Can Value Be Measured Under Direct Primary Care?
The value proposition of the DPCP models is based on the implicit belief that the following are valuable:
- Annual physical examination or the “executive physical”
- Frequent visits and contact with primary care physician
- More time for patient visits
According to recent research, however, the merit of the annual physical has been vastly overstated and leads to more costs rather than better patient outcomes. As a primary care physician, I would like to believe more visits for certain patients are salutary, but when the number of primary care visits in a year doubles from an average of two to four, that raises some questions. My personal belief is that setting aside more time for patient visits would be valuable, but there is no rigorous proof.
This lies at the heart of the problem with determining efficacy of the Direct Primary Care model: There is no proof because no data is under review. This requires data collection and reporting, as well as being part of the “system.” But this is what the providers are trying to avoid. The patient’s sense of being monitored and cared for is the measuring stick for value, rather than real results.
In order for these practices to demonstrate meaningful improvement in their patient populations, however, there must be a comparison of the change in outcome results for the same population of patients before and after implementation of direct primary care services. Sufficient numbers of patients must be involved to assess the efficacy of this intervention. Data would need to be extracted from the EHR into a registry and then analyzed and validated. Outside claims data from payers, including CMS, would also be needed and fed in to the registry.
Patient Access and Quality Under Direct Primary Care: It Depends on Who You Are
There are many aspects of the DPC model that should be attractive to patients, particularly increased access to and time with their physician. However, if patients are paying for these services, they will certainly only be attracted if they routinely need (or feel they need) to contact their physician with some frequency. This may create an unwanted self-selection bias that some physicians may find less than desirable.
At the same time, these models must not serve as a mechanism to rid practices of complex, highly utilizing, challenging patients. As an organization that measures quality, we believe it would be a terrible outcome if the pressures of performance measurement led in this direction.
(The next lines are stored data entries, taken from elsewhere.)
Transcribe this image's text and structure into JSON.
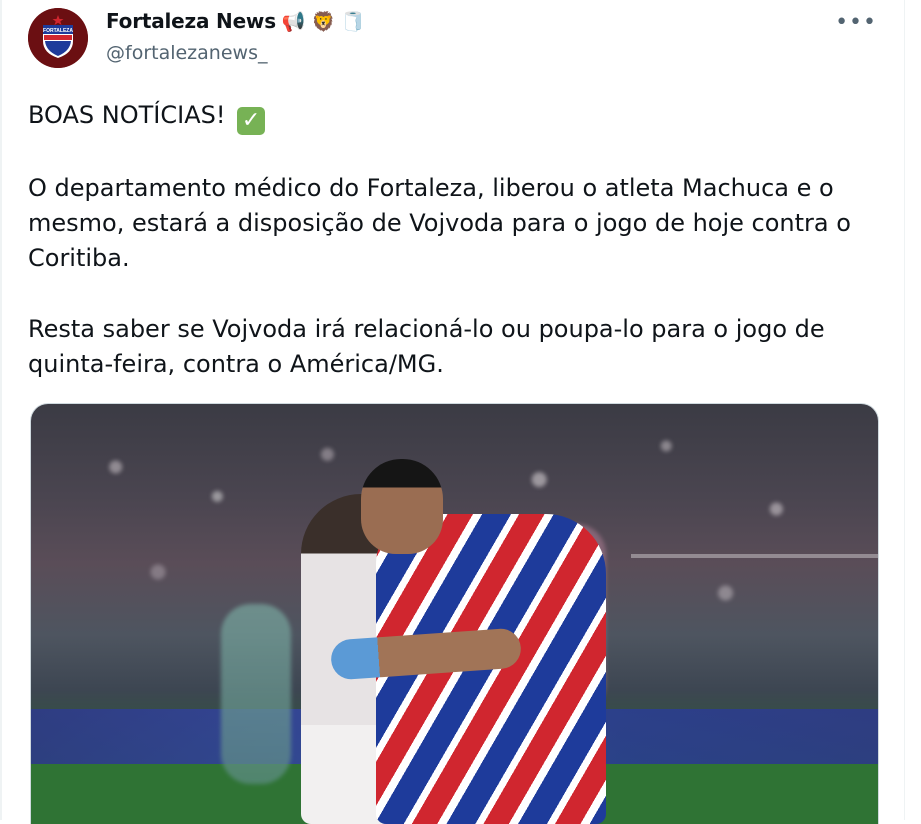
{
  "author": {
    "display_name": "Fortaleza News",
    "handle": "@fortalezanews_",
    "emojis": [
      "📢",
      "🦁",
      "🧻"
    ],
    "avatar_label": "FORTALEZA"
  },
  "menu": {
    "more_label": "•••"
  },
  "tweet": {
    "paragraphs": [
      "BOAS NOTÍCIAS!",
      "O departamento médico do Fortaleza, liberou o atleta Machuca e o\nmesmo, estará a disposição de Vojvoda para o jogo de hoje contra o\nCoritiba.",
      "Resta saber se Vojvoda irá relacioná-lo ou poupa-lo para o jogo de\nquinta-feira, contra o América/MG."
    ],
    "check_emoji": "✓"
  },
  "media": {
    "description": "Fortaleza player in red-blue-white striped kit running with a Coritiba player behind in a stadium"
  },
  "colors": {
    "text": "#0f1419",
    "secondary": "#536471",
    "avatar_bg": "#6b0f12",
    "check_green": "#77b255"
  }
}
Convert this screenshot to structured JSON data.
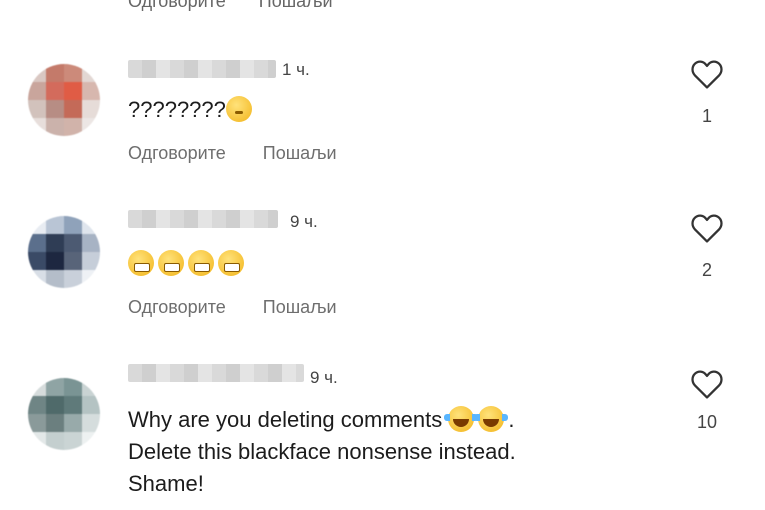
{
  "top": {
    "reply_label": "Одговорите",
    "send_label": "Пошаљи"
  },
  "comments": [
    {
      "time": "1 ч.",
      "text": "????????",
      "emoji": [
        "thinking-face"
      ],
      "reply_label": "Одговорите",
      "send_label": "Пошаљи",
      "likes": "1",
      "avatar_colors": [
        "#d9c7c2",
        "#c47a6a",
        "#cc8a7a",
        "#e2d7d3",
        "#c9a59c",
        "#d36b5c",
        "#e05c45",
        "#d7b7ae",
        "#d2c2bc",
        "#b78d84",
        "#c46a58",
        "#e6dcd8",
        "#e7dedb",
        "#cbb2ab",
        "#d1b3aa",
        "#ece6e4"
      ]
    },
    {
      "time": "9 ч.",
      "text": "",
      "emoji": [
        "grimacing-face",
        "grimacing-face",
        "grimacing-face",
        "grimacing-face"
      ],
      "reply_label": "Одговорите",
      "send_label": "Пошаљи",
      "likes": "2",
      "avatar_colors": [
        "#e8ecf2",
        "#b9c5d5",
        "#8fa2ba",
        "#dfe5ed",
        "#5b6f8c",
        "#2f3d55",
        "#4c5a72",
        "#a7b3c4",
        "#3a4a66",
        "#1d2740",
        "#586479",
        "#c6ced9",
        "#d8dee6",
        "#b4bdc9",
        "#c9d0da",
        "#eef1f5"
      ]
    },
    {
      "time": "9 ч.",
      "text": "Why are you deleting comments",
      "text_after": ".",
      "text_line2": "Delete this blackface nonsense instead.",
      "text_line3": "Shame!",
      "emoji": [
        "face-with-tears-of-joy",
        "face-with-tears-of-joy"
      ],
      "likes": "10",
      "avatar_colors": [
        "#d6dcdc",
        "#8fa4a4",
        "#7a9494",
        "#c9d3d3",
        "#6f8585",
        "#4f6a6a",
        "#5f7a7a",
        "#b4c3c3",
        "#8a9a9a",
        "#6b7f7f",
        "#98aaaa",
        "#d5dddd",
        "#e3e8e8",
        "#c4cfcf",
        "#cad4d4",
        "#edf1f1"
      ]
    }
  ]
}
In order to assess what will work best for patients, not just physicians, modifications of these models must be continuously assessed via outcomes measurement.
Public Health Reporting for Boutique Medicine: Does This Facilitate Better Patient Information?
One of the interesting possibilities for measuring the value and outcomes of boutique medicine practices is Public Health Reporting to Specialized Registries under Meaningful Use, and later MIPS. Physicians who opt out of the system are doing so to avoid the paperwork and the insurance system, and to make their practices more patient-focused. The Public Health Reporting requirements do not carry the same burdens, especially if EHRs can facilitate the transfer of data.
The level of administrative complexity is an issue that must be addressed in medicine, especially for small private practices lacking the infrastructure of hospital-employed groups. But there should be a way, in an age of data and measurement, where consumers can evaluate the quality of their choices and see comparative data. Concierge medicine should participate in some efforts to review and evaluate outcomes, and policy makers and health care systems should try to assist these groups through minimally-intrusive methods of data capture.